Finalement, en politique comme dans la vie, tout est toujours question de perspective. Selon d'où on se place au cœur du peuple, on ne ressent pas les choses de la même façon...
Au-delà de la prise de position politique qui étaye bien évidemment l'essai, j'ai trouvé que cet écrit était intéressant car, d'une part il nous montre à quel point le président croit réellement au pouvoir de l'argent et que cela est tellement naturel pour lui que forcément, il ne peut pas se mettre à la portée de ceux qui n'en ont pas...et d'autre part, que lui-aussi est sincère à sa façon, car il ne s'en cache pas, ce qui engendre ce terrible ressenti, ce sentiment de profonde injustice, l'impression d'être non seulement oublié mais méprisé, et la colère légitime qui en résulte, qui serait d'après l'auteur le vrai foyer de ce mouvement, né d'un ras-le-bol profond et d'un ressenti ne répondant plus à la raison et donc, devenu incontrôlable au fil des semaines dans les rangs des gilets jaunes, manifestants ou sympathisants.
Dans un style direct, sans fioriture, sans grand blabla philosophique incompréhensible, et toujours percutant, l'auteur nous donne ici un essai accessible à tous, tout en proposant une analyse dramatiquement objective et réaliste de la situation. S'il commence par exposer clairement son opposition politique, il poursuit en nous démontrant que ce qu'il veut surtout au plus profond de lui-même, c'est que cessent ces injustices sociales et morales qui aggravent la précarité de milliers de foyers français.
Voilà pour la lecture de ce livre, c'est mon hommage du jour à tous les travailleurs, à mes ancêtres, à mon père...à ceux qui se sont battus pendant des années pour acquérir des droits sociaux que nous sommes en train de perdre...les uns après les autres.

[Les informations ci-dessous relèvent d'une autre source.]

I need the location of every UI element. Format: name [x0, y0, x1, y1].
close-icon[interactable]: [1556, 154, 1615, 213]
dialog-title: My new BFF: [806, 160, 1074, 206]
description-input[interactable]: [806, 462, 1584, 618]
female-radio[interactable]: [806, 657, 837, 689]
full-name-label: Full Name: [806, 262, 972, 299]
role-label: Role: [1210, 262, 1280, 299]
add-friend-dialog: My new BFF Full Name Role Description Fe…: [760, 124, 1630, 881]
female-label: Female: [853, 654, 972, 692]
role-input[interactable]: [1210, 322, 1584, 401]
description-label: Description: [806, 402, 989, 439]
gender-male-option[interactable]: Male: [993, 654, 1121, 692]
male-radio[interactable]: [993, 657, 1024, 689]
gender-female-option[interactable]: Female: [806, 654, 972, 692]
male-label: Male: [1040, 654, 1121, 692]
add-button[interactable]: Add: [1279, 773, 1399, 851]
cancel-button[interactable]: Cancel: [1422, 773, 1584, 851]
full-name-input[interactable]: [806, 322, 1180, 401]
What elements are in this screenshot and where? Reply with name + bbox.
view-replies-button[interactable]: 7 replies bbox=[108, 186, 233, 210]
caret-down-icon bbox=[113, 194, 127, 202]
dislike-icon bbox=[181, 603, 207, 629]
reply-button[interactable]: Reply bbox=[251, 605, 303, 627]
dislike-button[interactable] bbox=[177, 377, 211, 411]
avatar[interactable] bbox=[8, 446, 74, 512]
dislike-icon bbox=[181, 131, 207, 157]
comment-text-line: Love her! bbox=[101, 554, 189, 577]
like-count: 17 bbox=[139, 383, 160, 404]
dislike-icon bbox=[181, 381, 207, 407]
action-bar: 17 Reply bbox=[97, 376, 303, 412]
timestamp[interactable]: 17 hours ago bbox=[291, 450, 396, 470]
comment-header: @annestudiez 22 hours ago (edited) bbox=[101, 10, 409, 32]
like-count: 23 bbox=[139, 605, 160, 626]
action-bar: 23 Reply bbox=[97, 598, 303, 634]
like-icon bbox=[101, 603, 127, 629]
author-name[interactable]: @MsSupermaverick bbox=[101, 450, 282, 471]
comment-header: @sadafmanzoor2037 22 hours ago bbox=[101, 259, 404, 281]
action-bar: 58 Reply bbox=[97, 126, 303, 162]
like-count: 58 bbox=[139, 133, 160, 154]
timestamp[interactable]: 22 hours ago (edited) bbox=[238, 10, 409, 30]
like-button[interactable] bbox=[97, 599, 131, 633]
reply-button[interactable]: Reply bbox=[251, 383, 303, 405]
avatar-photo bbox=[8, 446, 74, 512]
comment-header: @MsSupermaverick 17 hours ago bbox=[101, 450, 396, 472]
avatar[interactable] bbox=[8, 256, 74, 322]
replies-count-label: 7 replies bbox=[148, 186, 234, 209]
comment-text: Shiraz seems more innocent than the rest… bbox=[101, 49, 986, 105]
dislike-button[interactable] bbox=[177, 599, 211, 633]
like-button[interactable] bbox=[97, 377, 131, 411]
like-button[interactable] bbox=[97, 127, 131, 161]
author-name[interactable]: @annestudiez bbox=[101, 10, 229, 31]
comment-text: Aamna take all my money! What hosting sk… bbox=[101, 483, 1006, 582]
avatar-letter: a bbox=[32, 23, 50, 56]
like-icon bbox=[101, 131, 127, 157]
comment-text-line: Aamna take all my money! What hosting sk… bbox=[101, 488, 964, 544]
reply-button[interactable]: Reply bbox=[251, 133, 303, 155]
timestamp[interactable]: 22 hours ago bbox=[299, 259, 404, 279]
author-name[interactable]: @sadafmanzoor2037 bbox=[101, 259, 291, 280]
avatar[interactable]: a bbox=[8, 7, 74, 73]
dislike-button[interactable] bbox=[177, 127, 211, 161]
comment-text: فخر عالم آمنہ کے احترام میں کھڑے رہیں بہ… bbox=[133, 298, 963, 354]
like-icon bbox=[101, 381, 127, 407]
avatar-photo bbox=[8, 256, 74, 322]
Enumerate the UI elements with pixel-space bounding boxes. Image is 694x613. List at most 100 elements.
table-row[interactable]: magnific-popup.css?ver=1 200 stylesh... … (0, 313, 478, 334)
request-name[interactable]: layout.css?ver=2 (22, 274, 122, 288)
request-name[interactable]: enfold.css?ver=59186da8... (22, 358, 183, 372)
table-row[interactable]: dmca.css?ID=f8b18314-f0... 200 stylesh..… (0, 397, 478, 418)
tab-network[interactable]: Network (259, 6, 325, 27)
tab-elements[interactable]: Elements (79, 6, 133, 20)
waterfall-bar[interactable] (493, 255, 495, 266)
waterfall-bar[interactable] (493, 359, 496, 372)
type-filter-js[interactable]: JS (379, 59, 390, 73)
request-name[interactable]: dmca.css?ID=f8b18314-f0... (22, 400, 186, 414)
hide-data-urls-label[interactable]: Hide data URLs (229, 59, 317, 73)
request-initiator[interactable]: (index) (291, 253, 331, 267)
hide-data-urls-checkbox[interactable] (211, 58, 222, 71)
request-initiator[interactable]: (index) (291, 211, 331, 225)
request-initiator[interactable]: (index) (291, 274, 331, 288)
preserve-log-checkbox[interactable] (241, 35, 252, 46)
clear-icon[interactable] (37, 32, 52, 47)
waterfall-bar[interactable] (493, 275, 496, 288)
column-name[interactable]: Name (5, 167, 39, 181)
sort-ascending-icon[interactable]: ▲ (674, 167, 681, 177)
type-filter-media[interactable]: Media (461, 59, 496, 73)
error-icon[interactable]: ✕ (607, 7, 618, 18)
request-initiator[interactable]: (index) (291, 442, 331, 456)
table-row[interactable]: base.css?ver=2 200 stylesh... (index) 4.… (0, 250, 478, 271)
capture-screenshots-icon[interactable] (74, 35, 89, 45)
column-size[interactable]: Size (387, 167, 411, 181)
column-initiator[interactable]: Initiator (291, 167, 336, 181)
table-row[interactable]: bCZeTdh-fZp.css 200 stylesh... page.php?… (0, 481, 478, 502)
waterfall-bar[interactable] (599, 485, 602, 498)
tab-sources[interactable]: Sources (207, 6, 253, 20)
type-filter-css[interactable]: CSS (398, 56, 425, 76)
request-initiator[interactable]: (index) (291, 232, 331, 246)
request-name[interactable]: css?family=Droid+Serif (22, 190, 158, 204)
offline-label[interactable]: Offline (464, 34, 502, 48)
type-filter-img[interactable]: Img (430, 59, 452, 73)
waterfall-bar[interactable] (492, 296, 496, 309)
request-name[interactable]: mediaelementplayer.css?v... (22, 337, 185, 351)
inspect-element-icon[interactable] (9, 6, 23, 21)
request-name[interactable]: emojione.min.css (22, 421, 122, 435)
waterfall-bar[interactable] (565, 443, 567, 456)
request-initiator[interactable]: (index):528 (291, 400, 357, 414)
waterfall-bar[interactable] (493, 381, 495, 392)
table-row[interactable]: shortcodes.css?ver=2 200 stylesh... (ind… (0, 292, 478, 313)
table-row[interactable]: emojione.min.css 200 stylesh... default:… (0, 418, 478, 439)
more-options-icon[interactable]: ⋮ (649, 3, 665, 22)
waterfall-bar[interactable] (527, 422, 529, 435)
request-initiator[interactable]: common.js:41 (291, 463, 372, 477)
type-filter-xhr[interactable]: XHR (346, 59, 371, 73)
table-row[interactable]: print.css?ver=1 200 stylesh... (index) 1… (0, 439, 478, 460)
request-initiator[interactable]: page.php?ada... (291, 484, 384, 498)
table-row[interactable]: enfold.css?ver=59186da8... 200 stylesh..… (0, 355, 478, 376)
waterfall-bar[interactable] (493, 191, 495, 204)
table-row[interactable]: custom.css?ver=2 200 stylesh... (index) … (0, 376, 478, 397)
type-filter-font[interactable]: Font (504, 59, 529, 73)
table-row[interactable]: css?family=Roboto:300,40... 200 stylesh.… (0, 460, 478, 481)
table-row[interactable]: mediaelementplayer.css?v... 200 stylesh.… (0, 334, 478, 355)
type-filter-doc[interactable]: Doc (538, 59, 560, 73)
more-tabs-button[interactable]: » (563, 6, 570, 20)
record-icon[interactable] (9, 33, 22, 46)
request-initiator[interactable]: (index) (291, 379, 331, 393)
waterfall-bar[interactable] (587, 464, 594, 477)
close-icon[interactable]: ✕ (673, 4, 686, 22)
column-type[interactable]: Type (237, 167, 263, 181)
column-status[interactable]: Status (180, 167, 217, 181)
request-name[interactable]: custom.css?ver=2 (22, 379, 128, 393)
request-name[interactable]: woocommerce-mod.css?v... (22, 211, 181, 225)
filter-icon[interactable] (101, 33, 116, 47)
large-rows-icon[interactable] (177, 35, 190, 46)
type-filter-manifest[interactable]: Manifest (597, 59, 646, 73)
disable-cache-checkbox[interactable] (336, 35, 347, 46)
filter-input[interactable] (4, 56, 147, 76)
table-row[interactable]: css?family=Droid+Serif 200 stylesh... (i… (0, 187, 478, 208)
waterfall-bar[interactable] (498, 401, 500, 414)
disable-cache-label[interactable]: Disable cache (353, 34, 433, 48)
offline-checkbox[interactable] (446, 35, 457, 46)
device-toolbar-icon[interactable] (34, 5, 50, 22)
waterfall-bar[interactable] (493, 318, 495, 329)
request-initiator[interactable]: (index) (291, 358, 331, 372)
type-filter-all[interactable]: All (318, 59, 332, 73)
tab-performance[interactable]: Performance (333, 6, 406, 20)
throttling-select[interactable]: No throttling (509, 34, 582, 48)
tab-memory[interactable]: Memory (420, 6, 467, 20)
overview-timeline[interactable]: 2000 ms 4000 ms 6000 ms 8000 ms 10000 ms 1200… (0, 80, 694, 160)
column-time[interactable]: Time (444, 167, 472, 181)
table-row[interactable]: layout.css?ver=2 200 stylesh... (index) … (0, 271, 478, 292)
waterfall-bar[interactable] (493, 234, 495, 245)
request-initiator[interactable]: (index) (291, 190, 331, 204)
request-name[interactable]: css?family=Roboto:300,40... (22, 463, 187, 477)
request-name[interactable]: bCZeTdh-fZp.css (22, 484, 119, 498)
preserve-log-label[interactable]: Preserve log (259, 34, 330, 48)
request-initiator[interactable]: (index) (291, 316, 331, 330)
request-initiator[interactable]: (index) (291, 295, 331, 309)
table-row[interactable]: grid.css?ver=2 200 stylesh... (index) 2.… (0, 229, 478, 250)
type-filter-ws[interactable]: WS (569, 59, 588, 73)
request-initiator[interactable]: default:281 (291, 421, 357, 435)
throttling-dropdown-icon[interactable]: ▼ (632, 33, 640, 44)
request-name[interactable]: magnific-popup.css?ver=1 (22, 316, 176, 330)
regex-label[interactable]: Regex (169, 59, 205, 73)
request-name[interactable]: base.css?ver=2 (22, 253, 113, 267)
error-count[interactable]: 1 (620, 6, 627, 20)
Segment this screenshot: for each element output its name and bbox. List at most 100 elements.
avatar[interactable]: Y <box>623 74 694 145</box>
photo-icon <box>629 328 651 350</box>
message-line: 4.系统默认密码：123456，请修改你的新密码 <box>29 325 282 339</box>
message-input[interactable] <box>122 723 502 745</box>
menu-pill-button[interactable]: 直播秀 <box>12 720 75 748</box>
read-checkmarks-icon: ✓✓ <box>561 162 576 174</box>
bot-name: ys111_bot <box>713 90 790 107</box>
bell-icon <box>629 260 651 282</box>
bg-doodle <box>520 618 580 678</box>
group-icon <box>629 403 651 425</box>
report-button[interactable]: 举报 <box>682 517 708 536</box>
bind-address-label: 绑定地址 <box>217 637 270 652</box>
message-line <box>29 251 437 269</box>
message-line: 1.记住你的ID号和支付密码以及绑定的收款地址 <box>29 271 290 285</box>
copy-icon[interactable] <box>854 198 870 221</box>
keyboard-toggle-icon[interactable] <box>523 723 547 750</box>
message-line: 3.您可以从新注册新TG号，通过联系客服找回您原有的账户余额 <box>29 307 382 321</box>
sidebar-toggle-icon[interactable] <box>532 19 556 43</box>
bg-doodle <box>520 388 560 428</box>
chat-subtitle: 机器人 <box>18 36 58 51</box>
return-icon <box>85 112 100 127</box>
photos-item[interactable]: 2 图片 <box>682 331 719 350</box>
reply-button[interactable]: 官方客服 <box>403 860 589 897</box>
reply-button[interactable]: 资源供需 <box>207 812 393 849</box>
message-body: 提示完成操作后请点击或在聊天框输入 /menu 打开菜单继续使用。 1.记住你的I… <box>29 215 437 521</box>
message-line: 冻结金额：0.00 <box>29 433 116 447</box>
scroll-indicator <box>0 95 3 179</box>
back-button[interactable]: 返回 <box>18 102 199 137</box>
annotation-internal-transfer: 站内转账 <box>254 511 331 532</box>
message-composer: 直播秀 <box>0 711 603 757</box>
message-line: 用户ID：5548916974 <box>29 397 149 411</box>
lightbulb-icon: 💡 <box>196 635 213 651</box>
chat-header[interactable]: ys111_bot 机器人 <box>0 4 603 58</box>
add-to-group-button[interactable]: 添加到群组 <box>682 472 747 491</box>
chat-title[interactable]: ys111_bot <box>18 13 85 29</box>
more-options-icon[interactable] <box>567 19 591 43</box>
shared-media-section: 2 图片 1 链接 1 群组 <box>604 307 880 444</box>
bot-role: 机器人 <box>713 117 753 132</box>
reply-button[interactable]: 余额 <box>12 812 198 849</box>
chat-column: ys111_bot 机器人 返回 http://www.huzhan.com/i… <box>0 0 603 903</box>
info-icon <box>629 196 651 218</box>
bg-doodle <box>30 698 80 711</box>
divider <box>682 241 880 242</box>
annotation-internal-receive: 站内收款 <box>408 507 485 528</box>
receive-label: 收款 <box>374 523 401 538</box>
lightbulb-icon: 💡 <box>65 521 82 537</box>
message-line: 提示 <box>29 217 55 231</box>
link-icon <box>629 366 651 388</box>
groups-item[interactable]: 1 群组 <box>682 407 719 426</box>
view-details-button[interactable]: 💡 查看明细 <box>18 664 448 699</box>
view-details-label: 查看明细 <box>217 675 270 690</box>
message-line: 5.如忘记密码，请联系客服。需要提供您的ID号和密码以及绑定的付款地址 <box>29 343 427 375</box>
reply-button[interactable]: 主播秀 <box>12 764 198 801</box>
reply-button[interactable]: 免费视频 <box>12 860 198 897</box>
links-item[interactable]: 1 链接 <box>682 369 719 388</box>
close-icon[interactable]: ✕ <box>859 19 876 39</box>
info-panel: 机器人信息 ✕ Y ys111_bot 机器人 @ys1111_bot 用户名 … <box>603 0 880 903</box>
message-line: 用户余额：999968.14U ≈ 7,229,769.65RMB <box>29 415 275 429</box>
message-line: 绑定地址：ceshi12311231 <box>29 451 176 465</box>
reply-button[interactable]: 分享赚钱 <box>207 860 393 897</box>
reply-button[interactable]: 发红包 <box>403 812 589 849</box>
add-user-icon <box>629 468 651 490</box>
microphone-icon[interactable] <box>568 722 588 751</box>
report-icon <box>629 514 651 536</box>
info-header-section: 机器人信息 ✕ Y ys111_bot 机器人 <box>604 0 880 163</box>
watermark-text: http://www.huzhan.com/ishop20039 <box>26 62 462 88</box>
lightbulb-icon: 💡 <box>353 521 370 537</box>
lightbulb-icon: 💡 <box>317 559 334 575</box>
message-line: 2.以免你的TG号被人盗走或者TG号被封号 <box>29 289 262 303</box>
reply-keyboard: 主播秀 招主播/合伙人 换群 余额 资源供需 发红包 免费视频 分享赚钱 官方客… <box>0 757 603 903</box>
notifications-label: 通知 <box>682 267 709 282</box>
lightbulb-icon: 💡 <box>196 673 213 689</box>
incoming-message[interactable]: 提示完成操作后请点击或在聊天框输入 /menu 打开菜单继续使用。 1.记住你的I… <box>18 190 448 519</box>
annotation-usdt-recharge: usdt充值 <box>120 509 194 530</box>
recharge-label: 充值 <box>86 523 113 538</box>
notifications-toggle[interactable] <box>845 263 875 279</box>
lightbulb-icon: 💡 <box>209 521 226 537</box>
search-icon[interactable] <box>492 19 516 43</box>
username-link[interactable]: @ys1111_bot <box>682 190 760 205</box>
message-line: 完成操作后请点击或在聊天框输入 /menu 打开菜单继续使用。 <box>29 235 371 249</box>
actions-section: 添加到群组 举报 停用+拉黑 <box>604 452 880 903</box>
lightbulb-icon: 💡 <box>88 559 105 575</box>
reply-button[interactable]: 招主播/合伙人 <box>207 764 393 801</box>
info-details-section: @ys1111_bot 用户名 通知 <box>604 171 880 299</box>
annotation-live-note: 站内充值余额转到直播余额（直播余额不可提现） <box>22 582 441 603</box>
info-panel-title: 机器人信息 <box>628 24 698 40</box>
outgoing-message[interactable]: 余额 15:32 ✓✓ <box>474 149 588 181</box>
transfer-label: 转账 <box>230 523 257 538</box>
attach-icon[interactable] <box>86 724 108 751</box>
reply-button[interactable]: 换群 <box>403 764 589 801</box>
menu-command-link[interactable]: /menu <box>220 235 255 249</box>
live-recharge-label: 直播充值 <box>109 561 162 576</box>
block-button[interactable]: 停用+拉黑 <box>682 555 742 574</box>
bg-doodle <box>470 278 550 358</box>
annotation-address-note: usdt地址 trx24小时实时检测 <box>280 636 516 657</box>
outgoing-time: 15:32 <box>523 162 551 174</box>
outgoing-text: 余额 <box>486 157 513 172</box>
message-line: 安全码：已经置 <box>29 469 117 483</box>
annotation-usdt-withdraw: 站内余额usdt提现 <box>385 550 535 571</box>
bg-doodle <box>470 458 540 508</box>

C'est un hommage à ceux qui ont des rêves pour leurs enfants et ne peuvent pas les réaliser et qui voudraient leur offrir un avenir meilleur que le leur, ce que nos parents à nous, ont aussi voulu réaliser, et qui eux, y sont pour la plupart parvenus, parce que l'ascenseur social à cette époque-là fonctionnait, bien qu'une certaine forme de mépris était déjà bien présente, y compris chez certains enseignants. Une de mes maîtresses ne disait-elle pas de moi, alors que j'étais toujours première en classe et scolarisée dans une école de centre ville où, par le pur hasard, se trouvaient scolarisés surtout des enfants de petits bourgeois :
"Elle travaille bien cette petite, pour une fille d'ouvrier" ! C'est une phrase que je n'oublierai jamais et j'aurais bien voulu ne jamais entendre la fin qui donnait à ce "compliment" comme un air de regret...
Demandons-nous pourquoi, l'ascenseur social ne fonctionne plus ou presque plus aujourd'hui, et demandons-nous aussi, en ce jour férié du 1er mai 2019, obtenu grâce aux luttes passées, dans quel monde nous voulons vivre demain et lequel nous voulons pour nos enfants et petits-enfants.